CIDWT started by developing the O&M program, completed in 2005, after an extensive period of working with practicing professionals, university researchers and extension personnel. In addition to checklists, extensive PowerPoint presentations were prepared, a comprehensive O&M manual was developed along with other materials that could be used to develop a comprehensive education program by states or private entities interested in providing the training and education.

A similar process was used to develop materials for an installer program in 2008. Both programs’ checklist series start with a form to capture and record as much information as possible about the existing system, if there is one, household water use practices, site and soils. This recognizes the importance of gathering information about the property and use patterns before any work begins. The importance of continual contact and communication with the client cannot be overstated.

The second checklist in the O&M series involves an inspection checklist for an existing system.

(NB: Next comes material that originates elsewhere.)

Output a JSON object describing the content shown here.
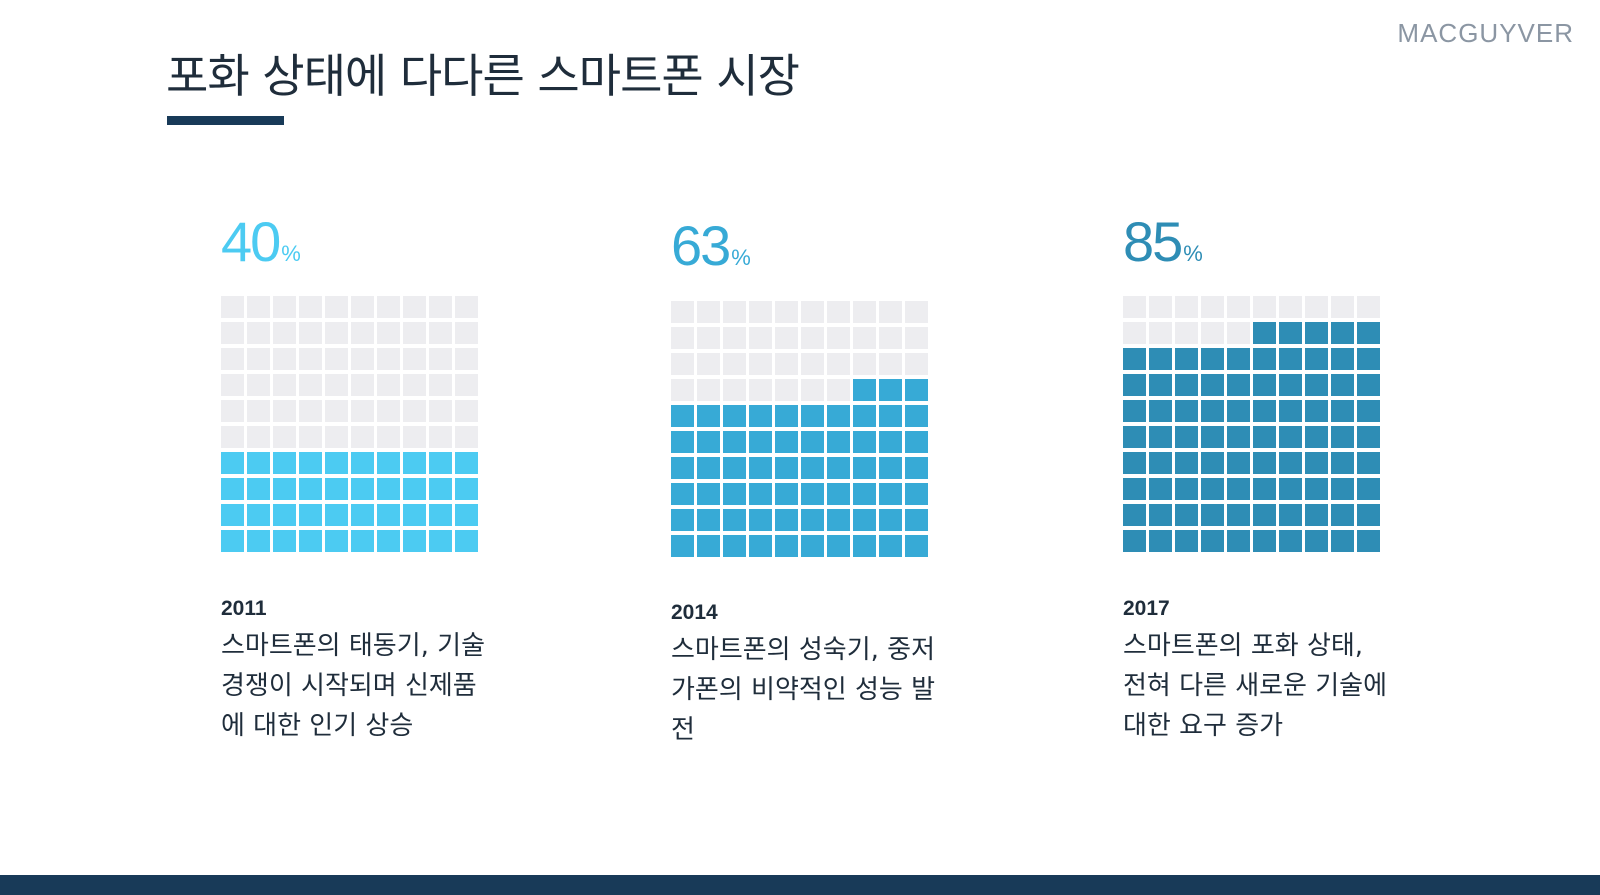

During the inspection process, each system component is identified and current operation condition determined, which provides direction to individual checklists for each component of the system. When finished, a service provider has a complete record of the system that can be used to determine O&M or replacement needs into the future.


The manuals, checklists and educational materials are available from Midwest Plan Service at Iowa State University in Ames, Iowa. Visit their website to order materials www.mwps.sws.iastate.edu. There will be a charge for the manuals and shipping. O&M manuals can be obtained from the National Association of Wastewater Technicians (NAWT) also for a charge plus shipping.

The checklists are quite extensive and most are several pages long, which may become unwieldy for the service provider in the field. NAWT simplified the forms, and if you are a member the forms can be downloaded from their website. Many service providers we talk to find the simplified forms helpful.

In 1995, NAWT established an educational program for conducting an operation-level inspection of existing systems, primarily for real estate transfers. The program was developed by practitioners to set the standard for real estate inspections at the request of consumers and real estate agents.

Basic sewage treatment and inspection procedure manuals were prepared, along with PowerPoint presentations and an inspection checklist. These materials were revised in 2007 and are currently undergoing another revision. Manuals and checklists can be obtained either by attending a NAWT class when presented in your area or by contacting NAWT through their website www.nawt.org. There will be a charge for the materials.

We also need to put in a plug for our University of Minnesota Onsite Sewage Treatment Program website. Here you will find information for service providers, installers and homeowners with a variety of checklists and materials. Go to www.septic.umn.edu to find these materials. Check with your state university or regulatory agency because they likely have materials and checklists available, most of which come from one of the efforts described above. There are also materials through the U.S. Environmental Protection Agency and their website www.epa.gov.

If you have been looking for or trying to develop your own checklists, hopefully these materials will help you in the process.